Além da receptividade quanto aos ideais liberais,
a investida dos farroupilhas à Laguna, levou em consideração
o seu valor como centro abastecedor das tropas e por ser um porto de
mar à disposição, no momento em que estavam sem
saída para o mar, no Rio Grande do Sul. Daí o interesse
de incorporá-la à República de Piratini.
A tomada de Laguna foi feita pela ação conjugada das forças
farroupilhas, as de mar sob comando de Giuseppe Garibaldi e as de terra
tendo à frente Davi Canabarro.
Assim, a 22 de julho de 1839, estava Laguna em poder dos farroupilhas.
Deram-lhe o nome de "Cidade Juliana de Laguna" e instalaram
o Governo Provisório da "República Catarinense",
sob a presidência de Davi Canabarro.
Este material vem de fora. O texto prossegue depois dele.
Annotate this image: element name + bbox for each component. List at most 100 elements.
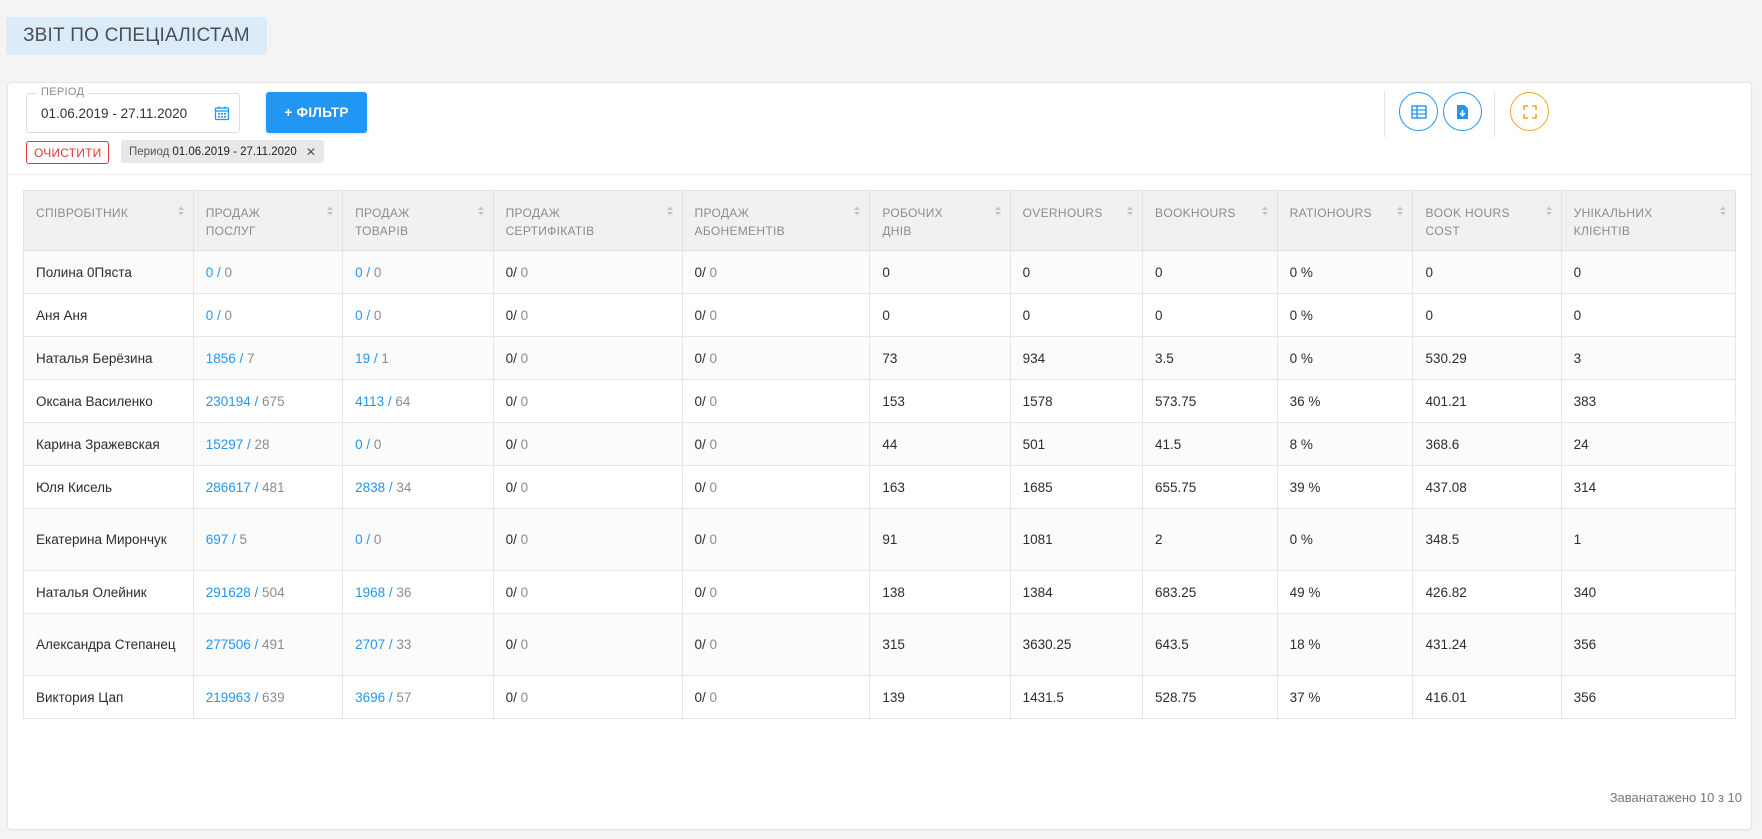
column-header[interactable]: RATIOHOURS [1276, 190, 1414, 251]
separator: / [513, 532, 521, 547]
column-header[interactable]: СПІВРОБІТНИК [23, 190, 194, 251]
separator: / [513, 637, 521, 652]
services-sales-amount[interactable]: 291628 [206, 585, 251, 600]
book-hours-cost-value: 0 [1425, 307, 1433, 323]
services-sales-amount[interactable]: 230194 [206, 394, 251, 409]
services-sales-amount[interactable]: 697 [206, 532, 229, 547]
services-sales: 230194 / 675 [192, 379, 344, 423]
sort-icon[interactable] [1126, 205, 1134, 217]
column-header[interactable]: РОБОЧИХ ДНІВ [869, 190, 1011, 251]
column-header[interactable]: ПРОДАЖ ТОВАРІВ [342, 190, 494, 251]
goods-sales-amount[interactable]: 0 [355, 265, 363, 280]
column-header[interactable]: BOOKHOURS [1142, 190, 1278, 251]
services-sales: 277506 / 491 [192, 613, 344, 676]
report-table-wrapper: СПІВРОБІТНИК ПРОДАЖ ПОСЛУГ ПРОДАЖ ТОВАРІВ ПРО… [23, 190, 1737, 719]
goods-sales-amount[interactable]: 0 [355, 532, 363, 547]
subscriptions-sales: 0/ 0 [681, 675, 871, 719]
sort-icon[interactable] [1396, 205, 1404, 217]
unique-clients: 356 [1560, 613, 1737, 676]
services-sales-amount[interactable]: 15297 [206, 437, 244, 452]
clear-filters-button[interactable]: ОЧИСТИТИ [26, 141, 110, 164]
subscriptions-sales-amount: 0 [694, 532, 703, 547]
overhours: 934 [1009, 336, 1144, 380]
certificates-sales: 0/ 0 [492, 465, 683, 509]
chip-close-icon[interactable]: ✕ [306, 145, 316, 159]
sort-icon[interactable] [994, 205, 1002, 217]
column-header-label: RATIOHOURS [1289, 206, 1372, 220]
goods-sales: 0 / 0 [342, 293, 494, 337]
services-sales-amount[interactable]: 1856 [206, 351, 236, 366]
subscriptions-sales: 0/ 0 [681, 379, 871, 423]
separator: / [362, 532, 374, 547]
column-header-label: BOOK HOURS [1425, 206, 1510, 220]
column-header[interactable]: УНІКАЛЬНИХ КЛІЄНТІВ [1560, 190, 1737, 251]
column-header-label: СЕРТИФІКАТІВ [505, 224, 595, 238]
certificates-sales-count: 0 [520, 350, 529, 366]
sort-icon[interactable] [666, 205, 674, 217]
sort-icon[interactable] [1719, 205, 1727, 217]
goods-sales-amount[interactable]: 19 [355, 351, 370, 366]
certificates-sales: 0/ 0 [492, 613, 683, 676]
services-sales: 291628 / 504 [192, 570, 344, 614]
unique-clients-value: 383 [1573, 393, 1597, 409]
goods-sales-amount[interactable]: 1968 [355, 585, 385, 600]
certificates-sales: 0/ 0 [492, 675, 683, 719]
sort-icon[interactable] [853, 205, 861, 217]
bookhours-value: 683.25 [1155, 584, 1197, 600]
column-header[interactable]: ПРОДАЖ АБОНЕМЕНТІВ [681, 190, 871, 251]
period-picker[interactable]: ПЕРІОД 01.06.2019 - 27.11.2020 [26, 86, 240, 133]
sort-icon[interactable] [1261, 205, 1269, 217]
ratiohours-value: 0 % [1289, 264, 1313, 280]
columns-icon [1410, 104, 1427, 119]
columns-button[interactable] [1399, 92, 1438, 131]
employee-name-text: Александра Степанец [36, 637, 176, 652]
bookhours-value: 0 [1155, 307, 1163, 323]
sort-icon[interactable] [477, 205, 485, 217]
goods-sales-amount[interactable]: 3696 [355, 690, 385, 705]
report-table: СПІВРОБІТНИК ПРОДАЖ ПОСЛУГ ПРОДАЖ ТОВАРІВ ПРО… [23, 190, 1737, 719]
book-hours-cost-value: 437.08 [1425, 479, 1467, 495]
overhours: 1685 [1009, 465, 1144, 509]
overhours: 0 [1009, 250, 1144, 294]
sort-icon[interactable] [326, 205, 334, 217]
goods-sales-amount[interactable]: 0 [355, 308, 363, 323]
column-header-label: ПРОДАЖ [355, 206, 410, 220]
goods-sales-amount[interactable]: 2838 [355, 480, 385, 495]
column-header[interactable]: ПРОДАЖ СЕРТИФІКАТІВ [492, 190, 683, 251]
bookhours-value: 0 [1155, 264, 1163, 280]
column-header[interactable]: ПРОДАЖ ПОСЛУГ [192, 190, 344, 251]
separator: / [702, 393, 710, 409]
export-button[interactable] [1443, 92, 1482, 131]
column-header[interactable]: BOOK HOURS COST [1412, 190, 1562, 251]
services-sales-amount[interactable]: 219963 [206, 690, 251, 705]
certificates-sales: 0/ 0 [492, 508, 683, 571]
add-filter-button[interactable]: + ФІЛЬТР [266, 92, 367, 133]
services-sales-amount[interactable]: 277506 [206, 637, 251, 652]
calendar-icon[interactable] [214, 105, 230, 121]
column-header-label: ПРОДАЖ [205, 206, 261, 220]
certificates-sales-amount: 0 [505, 637, 514, 652]
sort-icon[interactable] [1545, 205, 1553, 217]
goods-sales-amount[interactable]: 4113 [355, 394, 384, 409]
goods-sales-amount[interactable]: 0 [355, 437, 363, 452]
column-header[interactable]: OVERHOURS [1009, 190, 1144, 251]
ratiohours: 37 % [1276, 675, 1414, 719]
services-sales-amount[interactable]: 286617 [206, 480, 251, 495]
unique-clients-value: 1 [1573, 532, 1582, 547]
table-header-row: СПІВРОБІТНИК ПРОДАЖ ПОСЛУГ ПРОДАЖ ТОВАРІВ ПРО… [23, 190, 1737, 251]
overhours-value: 3630.25 [1022, 637, 1072, 652]
sort-icon[interactable] [177, 205, 185, 217]
ratiohours: 0 % [1276, 508, 1414, 571]
goods-sales-amount[interactable]: 2707 [355, 637, 385, 652]
working-days-value: 0 [882, 264, 890, 280]
separator: / [513, 393, 521, 409]
toolbar-divider [1494, 91, 1495, 137]
bookhours: 3.5 [1142, 336, 1278, 380]
certificates-sales: 0/ 0 [492, 570, 683, 614]
unique-clients: 383 [1560, 379, 1737, 423]
goods-sales-count: 57 [396, 689, 412, 705]
fullscreen-button[interactable] [1510, 92, 1549, 131]
separator: / [384, 393, 396, 409]
working-days-value: 138 [882, 584, 905, 600]
book-hours-cost-value: 348.5 [1425, 532, 1460, 547]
Propôs o mesmo, que
se organizasse de forma democrática, a nova república
e, para tal, ordenou que a Câmara Municipal procedesse à
eleição provisória do Presidente da "República
Catarinense".
A extensão das forças liberais no litoral catarinense
exigiu, por sua vez, que o Governo Central colocasse na Presidência
da Província um elemento com larga experiência; tratava-se
do Marechal Francisco José de Souza Soares Andréa, militar
de relevantes serviços à causa legalista. Imediatamente
foi organizada a repressão, ocasionando a derrota farroupilha.
A derrota naval dos farroupilhas ocorreu no final de 1839 e a eles,
só restou, como alternativa, marchar por terra em direção
ao planalto sob o comando do Coronel Joaquim Teixeira Nunes e de Garibaldi.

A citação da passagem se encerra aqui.